Jumat, 24 Juli 2015

MENGENAL SUTARTINAH: PERANAN ISTRI DIBALIK SOSOK KI HAJAR DEWANTARA DAN TAMAN SISWA

Oleh: Eka Sari Handayani



DATA BUKU
Judul Buku     : Nyi Hajar Dewantara 
Pengarang       : Bambang Sokawati Dewantara
Penerbit           : PT. Gunung Agung
Tahun Terbit   : 1985



(Gambar buku Nyi Hajar Dewantara)
***************************************************************************


Siapa yang tak kenal  Ki Hajar Dewantara sebagai Bapak Pendidikan Indonesia? Siapa pula yang tak mengenal Taman Siswa sebagai badan perjuangan yang menggunakan pendidikan dalam menggapai cita-cita untuk merdeka lahir batin dari Penjajah? Ki Hajar Dewantara dan Taman Siswa merupakan bagian  sukses perjuangan bangsa Indonesia. Disitulah secara diam-diam tanpa gembor-gembor, R.A Sutartinah menyisipkan andilnya. 

(Gambar Patung Ki Hajar Dewantara dan Taman Siswa)
*****


Mungkin sebagian orang kurang mengenal nama Sutartinah, istri dari seorang tokoh bangsa Suwardi Suryaningrat atau Ki Hajar Dewantara. Padahal ia mempunyai peranan besar dalam andil menyukseskan suaminya dan Taman Siswa. Sutartinah atau lebih dikenal dengan sebutan Nyi Hajar Dewantara adalah sosok istri hebat yang senantiasa mendukung dan menjaga langkah-langkah perjuangan suaminya. Hingga Ki Hajar Dewantara pun berkata “Aku tak tahu apa yang terjadi dengan hari kemudian apabila tiada Nyi Hajar, Mungkin aku sudah meninggalkan Taman Siswa sebelum sempat menjadi besar”

“There’s always a tough woman behind a great man”. Rasanya ungkapan tersebut cukup akrab di telinga bahwa dalam sebuah rumah tangga, sosok seorang istri tangguh sangat berpengaruh terhadap hebatnya suami sekaligus menjadi penentu kesuksesannya.  Ungkapan tersebut pun menggambarkan peran Nyi Hajar dalam menyukseskan suaminya.

Sutartinah dan Suwardi merupakan hasil perjodohan dari kedua orangtuanya, mereka merupakan saudara sepupu dan berasal dari Keraton Pakualam. Ayah Sutartinah, yaitu Pangeran Sasraningrat merupakan adik kandung dari Pangeran Suryaningrat yakni ayah dari Suwardi. Kedua pangeran tersebut adalah putera dari Sri Pakualam III.

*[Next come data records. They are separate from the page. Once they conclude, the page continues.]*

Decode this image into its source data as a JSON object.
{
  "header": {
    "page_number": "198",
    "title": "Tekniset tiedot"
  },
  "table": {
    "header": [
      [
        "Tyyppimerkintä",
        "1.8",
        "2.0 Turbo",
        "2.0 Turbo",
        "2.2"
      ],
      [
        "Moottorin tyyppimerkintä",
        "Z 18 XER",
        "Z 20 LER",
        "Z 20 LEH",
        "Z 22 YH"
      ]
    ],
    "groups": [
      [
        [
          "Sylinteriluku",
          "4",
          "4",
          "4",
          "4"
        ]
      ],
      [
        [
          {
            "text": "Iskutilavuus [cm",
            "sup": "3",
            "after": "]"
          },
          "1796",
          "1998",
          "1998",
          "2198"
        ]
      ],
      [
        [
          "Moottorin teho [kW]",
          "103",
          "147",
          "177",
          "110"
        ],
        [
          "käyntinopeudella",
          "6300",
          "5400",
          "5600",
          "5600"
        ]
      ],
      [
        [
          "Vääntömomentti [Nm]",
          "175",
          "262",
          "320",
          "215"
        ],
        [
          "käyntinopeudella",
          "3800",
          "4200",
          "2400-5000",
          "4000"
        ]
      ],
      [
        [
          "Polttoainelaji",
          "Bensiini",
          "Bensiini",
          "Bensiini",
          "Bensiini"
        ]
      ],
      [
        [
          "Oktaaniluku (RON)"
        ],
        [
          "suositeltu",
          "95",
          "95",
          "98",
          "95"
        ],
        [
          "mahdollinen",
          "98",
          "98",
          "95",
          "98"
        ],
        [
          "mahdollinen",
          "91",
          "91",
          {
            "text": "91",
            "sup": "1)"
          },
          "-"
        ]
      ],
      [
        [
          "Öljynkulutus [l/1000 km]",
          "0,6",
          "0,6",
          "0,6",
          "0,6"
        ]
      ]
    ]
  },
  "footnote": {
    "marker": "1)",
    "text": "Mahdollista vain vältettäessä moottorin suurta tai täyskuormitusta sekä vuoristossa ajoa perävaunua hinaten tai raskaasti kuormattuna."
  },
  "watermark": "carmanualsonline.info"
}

Perkawinannya dengan Suwardi, membawa Sutartinah mengenal seluk-beluk dunia jurnalistik dan  politik sebagai awal pergerakan suaminya dan selalu menjalankan konfrontasi dengan pihak pemerintah kolonial Belanda. Terlebih jiwa mereka telah tertanam jiwa pemberontak terhadap Kolonial Belanda. Karena sejak kecil keluarga telah membentuk dan menanamkan bahwa keluarga Suryaningrat dan Sasraningrat merupakan keturunan dari Nyi Ageng Serang dan Pangeran Diponegoro yang notabene sebagai pemberontak kolonialisme.

Ketertarikan Suwardi terhadap dunia politik telah ada sejak ia masih menjadi pelajar STOVIA. Saat itu ia sering mengirimi surat kepada Sutartinah menyoal keadaan politik di negerinya. Sutartinah menyadari dan mendukung minat dan bakat politik dan jurnalistik Suwardi agar dikembangkan meskipun tahun 1910 Suwardi terpaksa keluar dari STOVIA. Dengan arahan dan  dukungan penuh dari Sutartinah, Suwardi pun mengembangkan keterampilan jurnalistiknya dengan menulis karangan di beberapa surat kabar seperti Midden Java dan De Express, yang dipimpin oleh Dr. E.F.E Douwess Dekker. Disitulah terlihat keserasian pemikiran Suwardi dengan Douwess Dekker hingga Suwardi diserahi pekerjaan dalam mengasuh surat kabar De Express.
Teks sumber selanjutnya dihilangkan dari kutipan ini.